The general heading of this column is Adventures in Contentment, so I think it's fair to say I am happy that I have finished a novel titled "Faulkner in Love."
Really. In fact, one national publisher that I contacted said they want to see three chapters and a synopsis, which is an encouraging sign thought there's certainly a distance to go if it is to get published.
The protagonist is a Maine-born journalist named Matt Seaver. That being said, most of the action is in Hollywood, because I was once a TV Critic for the Boston Herald and spent many weeks in L.A. on the Television Critics of America (TCA) Press Tour. At this summer event, writers from around the country preview the upcoming shows for the fall TV season.

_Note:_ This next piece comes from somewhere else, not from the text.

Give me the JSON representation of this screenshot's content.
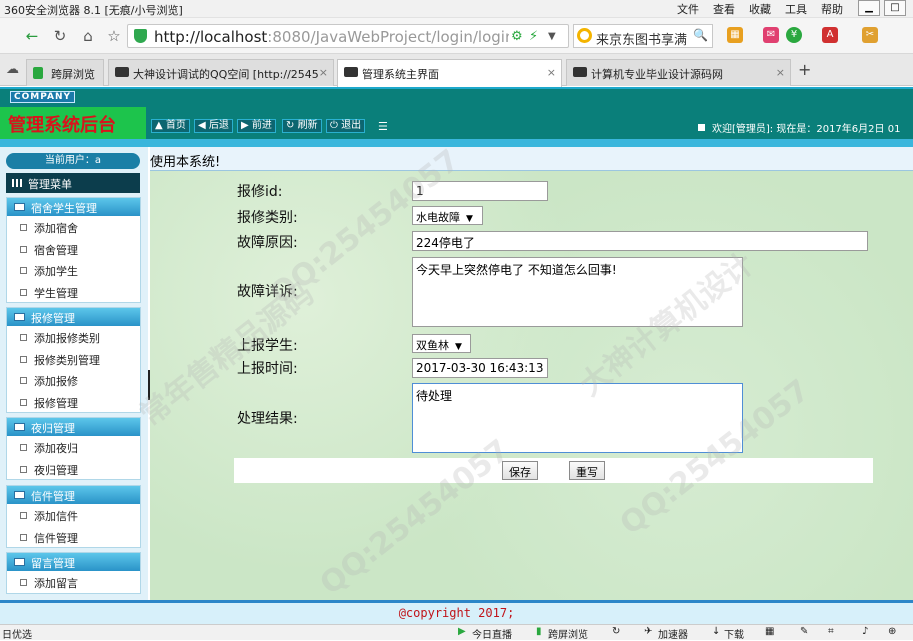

I usually write about "exploring Maine," but below is the synopsis of a story in which a Maine journalist is exploring Hollywood. Let me know what you think.
“Faulkner in Love” – A Synopsis
By Dyke Hendrickson
What happens when a starlet disappears on the eve of her biggest moment in show business? In this exciting and authentic novel set in Hollywood, the press launches a search!
Matt Seaver, TV editor for the Boston Gazette, arrives in Tinseltown with two missions: to write stories about the new television programs for the upcoming fall season and to find a missing actress named Sasha Stone.
The setting is the annual Television Critics of America (TCA) Press Tour, a real-life event that brings the nation’s TV critics together for one mega-preview. The period is the late ‘80s, one of the golden eras of television (“Cheers,” “The Cosby Show,” “Dallas,” “Lonesome Dove,” etc.) and the action takes place in the press conferences and media outings that actual journalists attend when they are on their newsgathering junket. Scenes of action include the homes of Larry Hagman and Bob Hope, and the Century Plaza Hotel and Playboy Mansion.
The story: The thirty-something Seaver is contacted just before leaving Boston for L.A. by onetime chum Sandy Stone, older sister of Sasha and an aspiring tennis pro who is taking a break from the courts to look for her missing sibling. Both doubt that Sasha would run off just days before the screening of her TV movie, “Faulkner in Love,” and Matt promises to use his Hollywood connections to find her.
Matt has at least two conflicts. His editor, the newly arrived Max Rensky, is demanding more star interviews and cheesecake pictorials so the paper can take advantage of the rising interest in celebrity news. Matt, a former investigative reporter brought low by a libel suit not of his making, is itching to prove himself a serious reporter once again. He must keep Rensky at bay while he frantically works to score his big scoop.
Also, his search for Sasha brings him into the path of mob heavies who want to silence any media coverage of lost young women. It is the beginning of the era of pornography in southern California, and Matt unwittingly uncovers the work of an organization that is coercing women into the skin trade. Once he is almost run down by a speeding car in Beverly Hills. On another occasion, he barely avoids a knife-wielding roller-bladder. He realizes that this story is a matter of life and death.
Characters helping Seaver are Sandy Stone, the determined sister who actually goes to a topless audition in search of clues; Winston Reilly, a cynical career free-lancer who has access to all the gossip in Hollywood; Rashad Adogli, an affable 7-foot black L.A. police detective who hopes to leave the cops to write about crime, not fight it; and Helen Hills, a feisty septuagenarian news clerk in Boston who helps Matt run down local leads from her tiny cubicle at the Gazette.
Other characters include Brandon Barrymore, the suave executive whose Montcalm Studio is producing “Faulkner in Love,” Michelle Mesard, comely publicist promoting the show and Matt’s former girlfriend in Boston; and Frank Moretti, a driven, tough-talking East Coast mobster who has moved to Los Angeles to muscle in on the tawdry edges of the film business.
A peripheral “character” is William Faulkner, shown here.

The TV film focuses on his life, starting when he was an aspiring writer in New Orleans and later when he was a paid screenwriter and script doctor in Hollywood. Sasha Stone plays Estelle Oldham, Faulkner’s love interest in the Big Easy in the ‘20s, and readers will learn about the little-known literary colony there that included Sherwood Anderson, John Dos Passos, Edmund Wilson, Oliver LaFarge, Anita Loos, and for a time, Ernest Hemingway and F. Scott Fitzgerald. Faulkner’s boozy, skirt-chasing life in Hollywood in the ‘30s and ‘40s is also referenced.
The story builds to a conclusion that is unexpected - but satisfying.
In the end, Sasha’s name is in lights, Matt has redeemed himself with the biggest story of his career, and Sandy has her sister back – and is ready to restart her career as a tennis pro. Matt also ends up in Sandy’s arms, and the two lovers plan to live together in Sandy’s apartment as Matt, in the best Hollywood tradition, begins work on a screenplay of the very story he helped uncover.